The paper tackles the computational bottleneck of self-attention in hybrid vision models by initializing self-attention layers as convolutional layers from pre-trained CNNs, enabling smooth transitions to Transformed CNNs (T-CNNs). With only 50 epochs of fine-tuning, T-CNNs achieve significant performance gains, such as +2.2% top-1 accuracy on ImageNet-1k for ResNet50-RS and +11% top-1 on ImageNet-C for improved robustness.
Vision Transformers (ViT) have recently emerged as a powerful alternative to convolutional networks (CNNs). Although hybrid models attempt to bridge the gap between these two architectures, the self-attention layers they rely on induce a strong computational bottleneck, especially at large spatial resolutions. In this work, we explore the idea of reducing the time spent training these layers by initializing them as convolutional layers.

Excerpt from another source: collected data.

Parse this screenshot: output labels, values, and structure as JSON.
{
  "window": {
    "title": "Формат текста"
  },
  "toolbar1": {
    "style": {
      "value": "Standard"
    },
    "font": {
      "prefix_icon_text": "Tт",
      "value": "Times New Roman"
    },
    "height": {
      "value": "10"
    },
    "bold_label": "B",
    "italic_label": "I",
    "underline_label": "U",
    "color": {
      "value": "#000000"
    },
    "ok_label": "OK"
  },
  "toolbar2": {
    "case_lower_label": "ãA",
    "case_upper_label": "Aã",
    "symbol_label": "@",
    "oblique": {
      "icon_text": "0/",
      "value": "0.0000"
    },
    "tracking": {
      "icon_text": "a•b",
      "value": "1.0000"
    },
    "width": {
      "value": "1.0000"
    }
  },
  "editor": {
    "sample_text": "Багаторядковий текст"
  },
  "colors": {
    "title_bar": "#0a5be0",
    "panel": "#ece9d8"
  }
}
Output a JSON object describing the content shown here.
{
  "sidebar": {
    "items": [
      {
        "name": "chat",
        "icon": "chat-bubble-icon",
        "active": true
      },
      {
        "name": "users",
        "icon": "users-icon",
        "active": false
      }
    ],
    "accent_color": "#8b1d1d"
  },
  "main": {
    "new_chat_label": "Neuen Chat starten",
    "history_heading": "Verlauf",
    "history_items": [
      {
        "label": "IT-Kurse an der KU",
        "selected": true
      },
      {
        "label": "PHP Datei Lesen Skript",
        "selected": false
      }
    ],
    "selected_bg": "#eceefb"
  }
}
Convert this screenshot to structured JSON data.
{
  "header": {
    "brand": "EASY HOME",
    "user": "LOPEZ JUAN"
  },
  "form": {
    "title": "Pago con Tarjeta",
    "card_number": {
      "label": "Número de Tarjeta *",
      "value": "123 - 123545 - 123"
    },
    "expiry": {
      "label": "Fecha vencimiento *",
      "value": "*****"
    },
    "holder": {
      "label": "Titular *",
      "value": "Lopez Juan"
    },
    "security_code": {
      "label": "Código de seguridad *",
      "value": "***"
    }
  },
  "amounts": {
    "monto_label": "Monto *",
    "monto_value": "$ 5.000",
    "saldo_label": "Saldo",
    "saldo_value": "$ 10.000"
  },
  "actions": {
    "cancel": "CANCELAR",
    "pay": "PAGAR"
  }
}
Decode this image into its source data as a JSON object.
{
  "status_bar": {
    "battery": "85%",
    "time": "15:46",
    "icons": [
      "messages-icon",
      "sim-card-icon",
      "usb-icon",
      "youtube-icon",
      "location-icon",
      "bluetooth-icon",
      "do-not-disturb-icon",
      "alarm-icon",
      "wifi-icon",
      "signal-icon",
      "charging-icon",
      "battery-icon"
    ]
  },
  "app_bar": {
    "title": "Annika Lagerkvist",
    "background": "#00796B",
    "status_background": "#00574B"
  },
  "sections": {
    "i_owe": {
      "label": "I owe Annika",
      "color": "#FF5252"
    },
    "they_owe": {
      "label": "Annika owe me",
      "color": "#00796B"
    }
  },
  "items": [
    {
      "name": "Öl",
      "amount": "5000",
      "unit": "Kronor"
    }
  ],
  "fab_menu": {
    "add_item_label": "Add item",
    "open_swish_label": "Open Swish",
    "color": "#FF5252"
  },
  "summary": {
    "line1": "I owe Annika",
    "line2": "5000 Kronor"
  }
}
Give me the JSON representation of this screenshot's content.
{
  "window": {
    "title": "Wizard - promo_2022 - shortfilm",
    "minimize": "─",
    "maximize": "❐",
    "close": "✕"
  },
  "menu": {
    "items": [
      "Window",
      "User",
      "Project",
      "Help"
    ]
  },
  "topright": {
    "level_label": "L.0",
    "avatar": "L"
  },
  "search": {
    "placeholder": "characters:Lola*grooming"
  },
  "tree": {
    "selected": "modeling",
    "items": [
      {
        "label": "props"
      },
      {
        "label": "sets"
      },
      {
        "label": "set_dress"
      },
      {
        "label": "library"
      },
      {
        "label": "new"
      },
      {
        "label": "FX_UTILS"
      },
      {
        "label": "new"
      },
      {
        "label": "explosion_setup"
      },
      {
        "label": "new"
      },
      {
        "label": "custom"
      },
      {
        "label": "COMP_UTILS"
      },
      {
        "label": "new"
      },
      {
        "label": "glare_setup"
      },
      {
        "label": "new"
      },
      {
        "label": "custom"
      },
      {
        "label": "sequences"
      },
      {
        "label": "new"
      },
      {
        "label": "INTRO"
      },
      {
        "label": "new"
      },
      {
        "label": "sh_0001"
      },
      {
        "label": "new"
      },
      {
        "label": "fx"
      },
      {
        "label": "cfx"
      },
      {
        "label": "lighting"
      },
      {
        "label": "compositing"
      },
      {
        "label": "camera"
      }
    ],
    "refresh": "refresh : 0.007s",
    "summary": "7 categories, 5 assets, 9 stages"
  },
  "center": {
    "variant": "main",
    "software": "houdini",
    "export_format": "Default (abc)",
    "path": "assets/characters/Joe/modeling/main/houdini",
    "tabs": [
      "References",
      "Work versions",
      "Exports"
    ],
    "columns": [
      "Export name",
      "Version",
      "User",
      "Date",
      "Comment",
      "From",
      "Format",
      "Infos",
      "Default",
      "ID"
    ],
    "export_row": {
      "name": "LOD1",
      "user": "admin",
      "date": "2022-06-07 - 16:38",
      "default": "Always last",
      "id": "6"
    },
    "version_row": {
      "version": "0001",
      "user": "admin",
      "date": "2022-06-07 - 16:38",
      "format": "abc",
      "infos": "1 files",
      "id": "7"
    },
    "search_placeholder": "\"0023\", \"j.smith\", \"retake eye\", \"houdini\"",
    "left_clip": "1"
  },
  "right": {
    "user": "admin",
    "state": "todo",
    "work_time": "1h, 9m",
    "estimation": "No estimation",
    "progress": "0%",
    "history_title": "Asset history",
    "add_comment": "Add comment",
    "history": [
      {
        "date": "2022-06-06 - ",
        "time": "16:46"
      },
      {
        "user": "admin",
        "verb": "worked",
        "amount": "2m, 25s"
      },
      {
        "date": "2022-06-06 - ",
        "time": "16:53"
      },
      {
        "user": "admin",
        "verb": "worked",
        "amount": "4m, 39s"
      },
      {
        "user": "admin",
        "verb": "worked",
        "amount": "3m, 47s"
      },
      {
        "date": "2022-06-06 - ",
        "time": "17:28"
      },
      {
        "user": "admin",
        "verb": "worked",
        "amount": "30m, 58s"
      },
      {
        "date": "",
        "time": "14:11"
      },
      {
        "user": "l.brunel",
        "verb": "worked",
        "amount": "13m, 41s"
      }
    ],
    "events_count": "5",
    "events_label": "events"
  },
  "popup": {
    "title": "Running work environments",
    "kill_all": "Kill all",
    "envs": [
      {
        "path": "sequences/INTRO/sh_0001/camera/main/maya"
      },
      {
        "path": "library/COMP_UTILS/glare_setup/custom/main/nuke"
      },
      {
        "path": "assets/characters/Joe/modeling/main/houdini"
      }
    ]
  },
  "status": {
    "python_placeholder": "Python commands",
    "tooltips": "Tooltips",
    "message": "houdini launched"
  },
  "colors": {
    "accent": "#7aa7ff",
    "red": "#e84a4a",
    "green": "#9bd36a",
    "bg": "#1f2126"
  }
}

This enables us to transition smoothly from any pre-trained CNN to its functionally identical hybrid model, called Transformed CNN (T-CNN). With only 50 epochs of fine-tuning, the resulting T-CNNs demonstrate significant performance gains over the CNN (+2.2% top-1 on ImageNet-1k for a ResNet50-RS) as well as substantially improved robustness (+11% top-1 on ImageNet-C). We analyze the representations learnt by the T-CNN, providing deeper insights into the fruitful interplay between convolutions and self-attention. Finally, we experiment initializing the T-CNN from a partially trained CNN, and find that it reaches better performance than the corresponding hybrid model trained from scratch, while reducing training time.